Dès l’horizon 2020, la 5G promet un saut de performances technologiques ouvrant la porte à une variété d’usages nouveaux tant pour le grand public (démocratisation du streaming vidéo 3D, etc.) que pour les entreprises (développement d’applications de rupture dans tous les secteurs industriels).

Pour préparer dès à présent la France aux innovations de demain, l’Etat présente donc sa feuille de route pour autoriser le développement et le déploiement de la 5G, incluant le programme de travail de l’Arcep. Cette priorité est en cohérence avec les actions lancées au niveau européen afin de répondre aux besoins croissants de connectivité et d’accroître la compétitivité des pays de l’Union européenne. Elle fait suite à l’accord intervenu le 14 janvier dernier entre le Gouvernement, l’Arcep et les opérateurs mobiles qui permettra à court terme de généraliser dans l’hexagone une couverture de qualité, par une intensification des déploiements 4G.

La feuille de route fixe des trois principaux objectifs :

– lancer plusieurs pilotes 5G sur une variété de territoires et accueillir des premières mondiales d’application de la 5G dans les domaines industriels ;
– attribuer de nouvelles fréquences 5G et avoir un déploiement commercial dans au moins une grande ville dès 2020 ;
– couvrir les principaux axes de transport en 5G d’ici 2025.

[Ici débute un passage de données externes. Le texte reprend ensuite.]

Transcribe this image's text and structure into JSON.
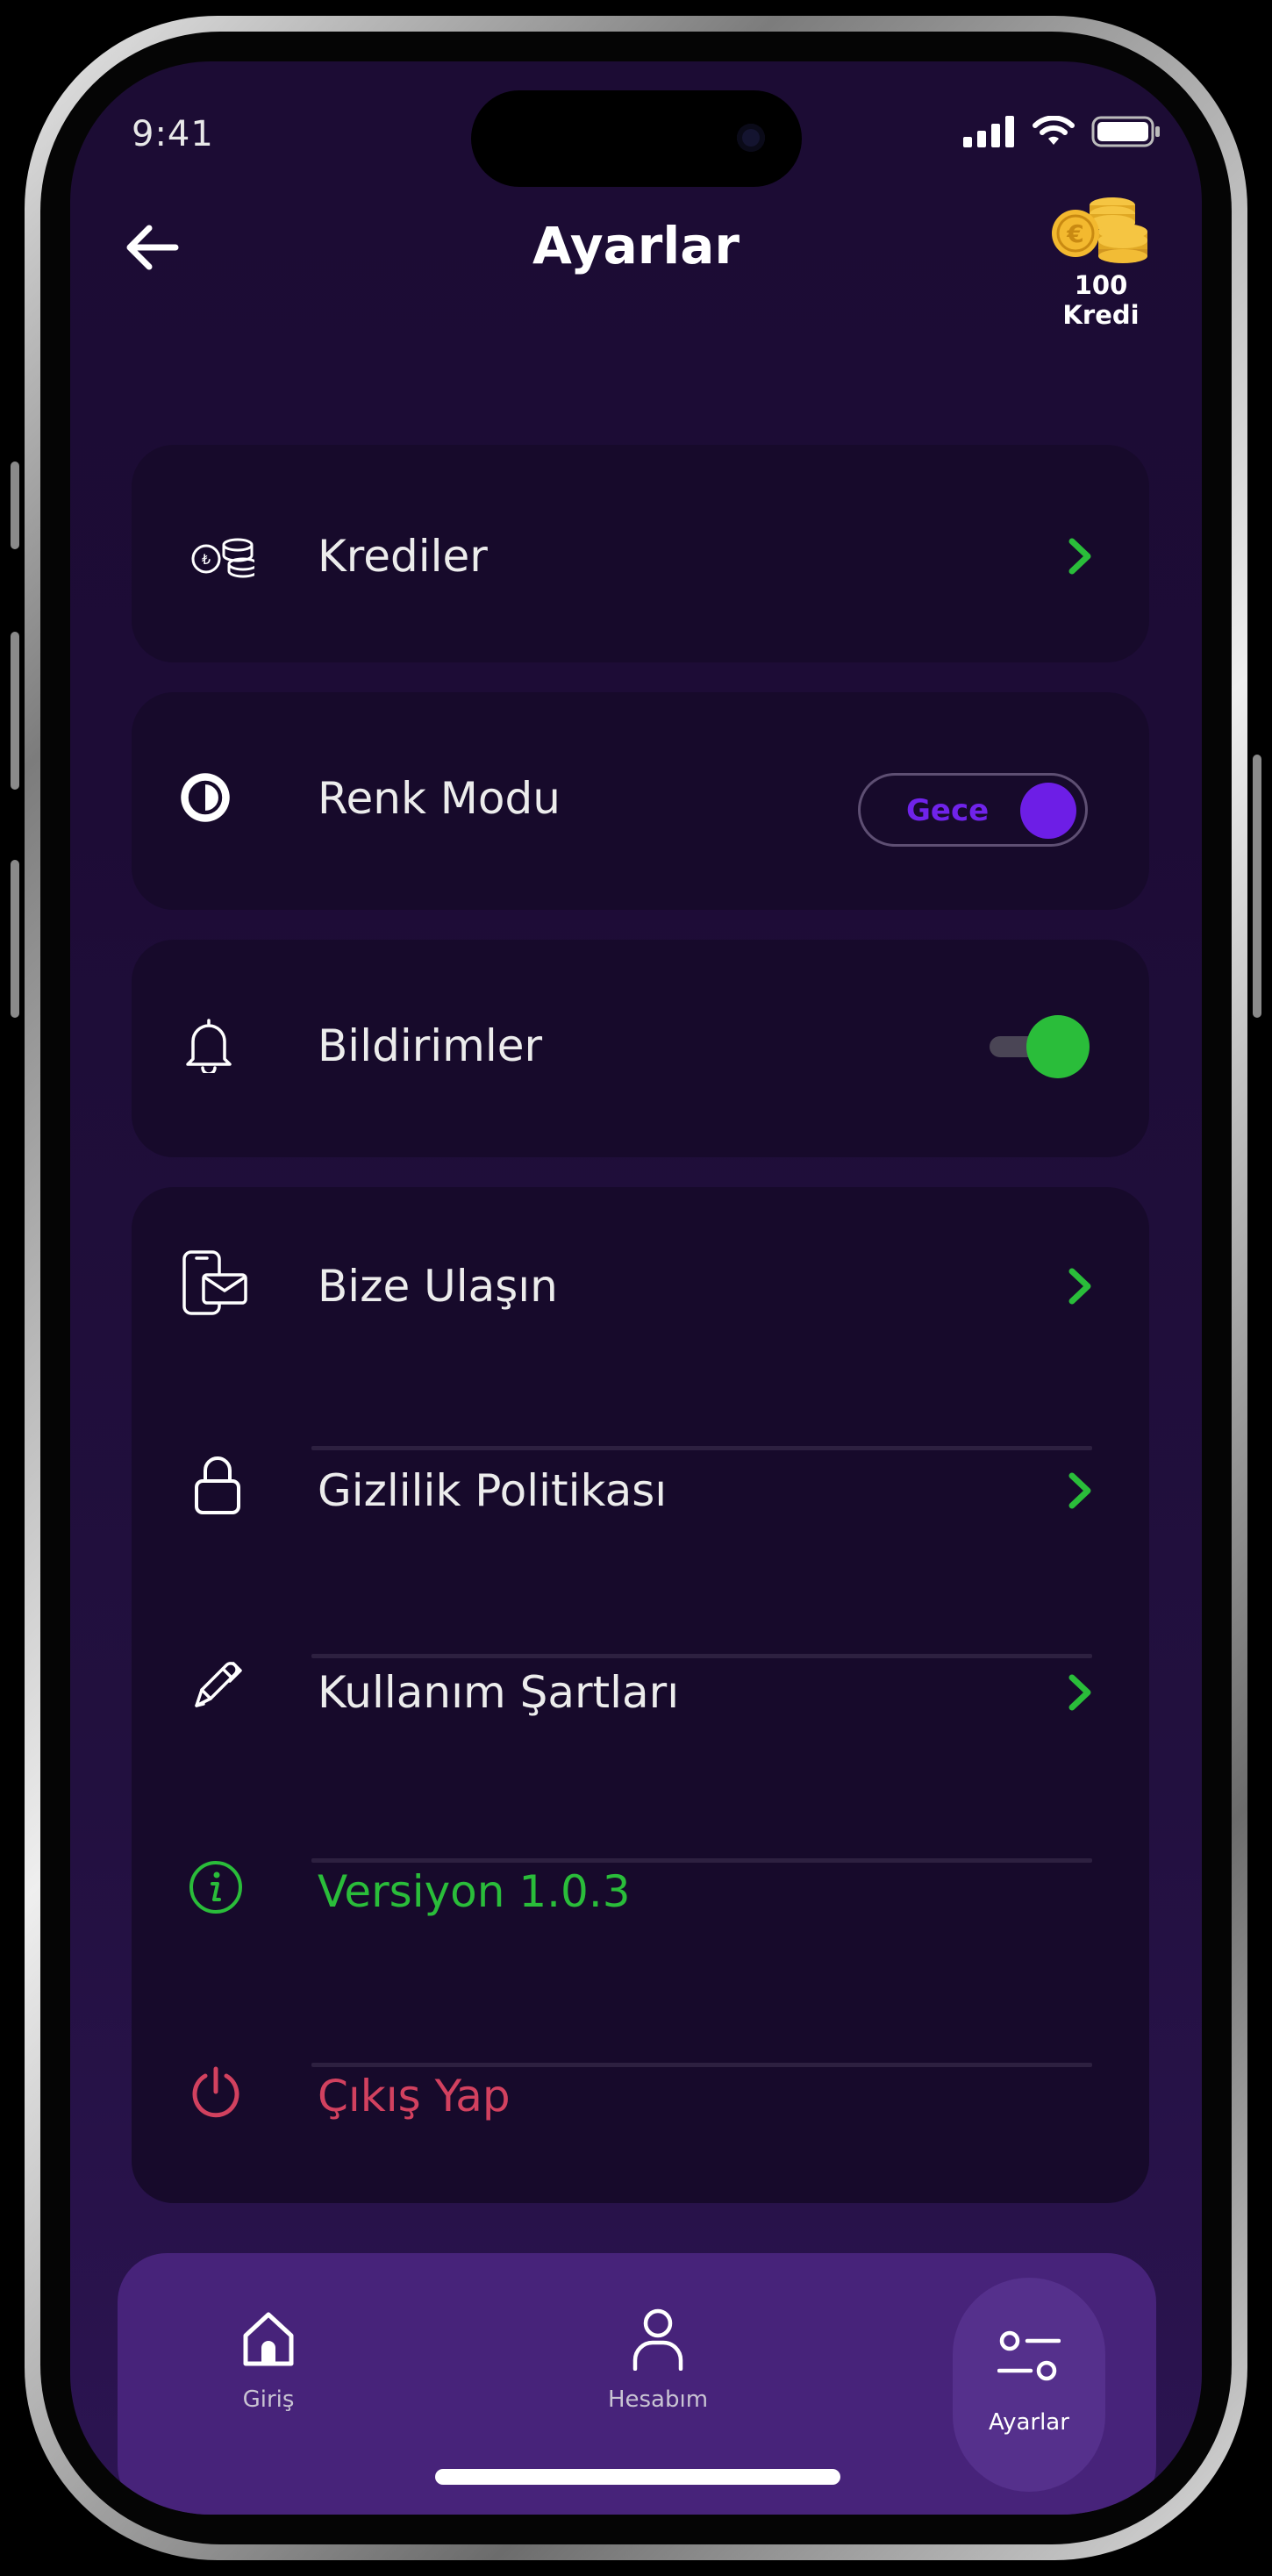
{
  "status_bar": {
    "time": "9:41"
  },
  "header": {
    "title": "Ayarlar",
    "credits_label": "100 Kredi"
  },
  "settings": {
    "credits": {
      "label": "Krediler"
    },
    "color_mode": {
      "label": "Renk Modu",
      "value": "Gece"
    },
    "notifications": {
      "label": "Bildirimler",
      "enabled": true
    },
    "links": [
      {
        "label": "Bize Ulaşın"
      },
      {
        "label": "Gizlilik Politikası"
      },
      {
        "label": "Kullanım Şartları"
      }
    ],
    "version": {
      "label": "Versiyon 1.0.3"
    },
    "logout": {
      "label": "Çıkış Yap"
    }
  },
  "tab_bar": {
    "items": [
      {
        "label": "Giriş",
        "icon": "home-icon",
        "active": false
      },
      {
        "label": "Hesabım",
        "icon": "user-icon",
        "active": false
      },
      {
        "label": "Ayarlar",
        "icon": "sliders-icon",
        "active": true
      }
    ]
  },
  "colors": {
    "background": "#1d0c36",
    "card": "#170a2b",
    "accent_green": "#2abd3a",
    "accent_purple": "#6d1ee6",
    "danger": "#d2415f",
    "tab_bar": "#47237a"
  }
}
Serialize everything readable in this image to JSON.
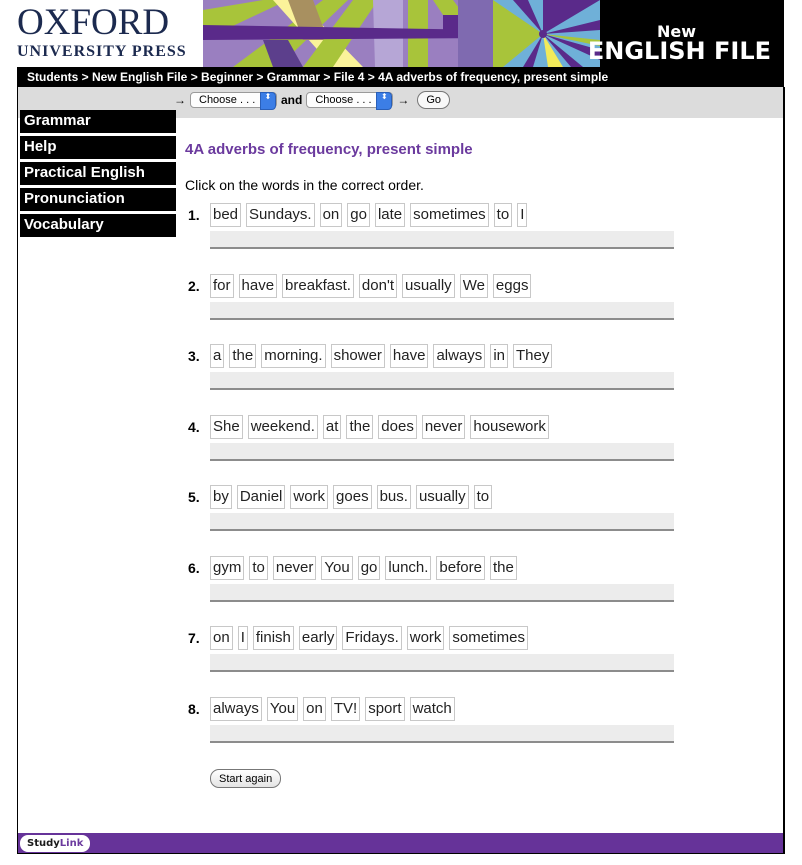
{
  "header": {
    "logo_line1": "OXFORD",
    "logo_line2": "UNIVERSITY PRESS",
    "brand_new": "New",
    "brand_name": "ENGLISH FILE",
    "colors": {
      "brand_navy": "#1c2a4f",
      "accent_purple": "#663399",
      "title_purple": "#6b3a9e"
    }
  },
  "breadcrumb": "Students > New English File > Beginner > Grammar > File 4 > 4A adverbs of frequency, present simple",
  "nav": {
    "arrow": "→",
    "select1": "Choose . . .",
    "and_label": "and",
    "select2": "Choose . . .",
    "arrow2": "→",
    "go_label": "Go",
    "stepper_glyph": "⬍"
  },
  "sidebar": {
    "items": [
      {
        "label": "Grammar"
      },
      {
        "label": "Help"
      },
      {
        "label": "Practical English"
      },
      {
        "label": "Pronunciation"
      },
      {
        "label": "Vocabulary"
      }
    ]
  },
  "main": {
    "title": "4A adverbs of frequency, present simple",
    "instructions": "Click on the words in the correct order.",
    "questions": [
      {
        "num": "1.",
        "words": [
          "bed",
          "Sundays.",
          "on",
          "go",
          "late",
          "sometimes",
          "to",
          "I"
        ]
      },
      {
        "num": "2.",
        "words": [
          "for",
          "have",
          "breakfast.",
          "don't",
          "usually",
          "We",
          "eggs"
        ]
      },
      {
        "num": "3.",
        "words": [
          "a",
          "the",
          "morning.",
          "shower",
          "have",
          "always",
          "in",
          "They"
        ]
      },
      {
        "num": "4.",
        "words": [
          "She",
          "weekend.",
          "at",
          "the",
          "does",
          "never",
          "housework"
        ]
      },
      {
        "num": "5.",
        "words": [
          "by",
          "Daniel",
          "work",
          "goes",
          "bus.",
          "usually",
          "to"
        ]
      },
      {
        "num": "6.",
        "words": [
          "gym",
          "to",
          "never",
          "You",
          "go",
          "lunch.",
          "before",
          "the"
        ]
      },
      {
        "num": "7.",
        "words": [
          "on",
          "I",
          "finish",
          "early",
          "Fridays.",
          "work",
          "sometimes"
        ]
      },
      {
        "num": "8.",
        "words": [
          "always",
          "You",
          "on",
          "TV!",
          "sport",
          "watch"
        ]
      }
    ],
    "start_again_label": "Start again"
  },
  "footer": {
    "study": "Study",
    "link": "Link"
  }
}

Quatre chantiers prioritaires

La feuille de route de la France pour la 5G tire les enseignements de la consultation publique du gouvernement qui s’est achevée au premier trimestre 2018, et intègre le programme de travail de l’Arcep.

Quatre chantiers d’envergure ont été identifiés :

  1. libérer et attribuer les fréquences radioélectriques pour les réseaux 5G ;
  2. favoriser le développement de nouveaux usages industriels ;
  3. accompagner le déploiement des infrastructures de la 5G ;
  4. assurer la transparence et le dialogue sur les déploiements de la 5G et l’exposition du public.

5G : une génération de rupture

La 5G permettra d’augmenter la capacité des réseaux, d’offrir des débits significativement plus élevés, et rendra possible le développement de nombreux services innovants pour le grand public et les entreprises : réalité virtuelle et augmentée, vidéo ultra haute définition, véhicule autonome, ville intelligente…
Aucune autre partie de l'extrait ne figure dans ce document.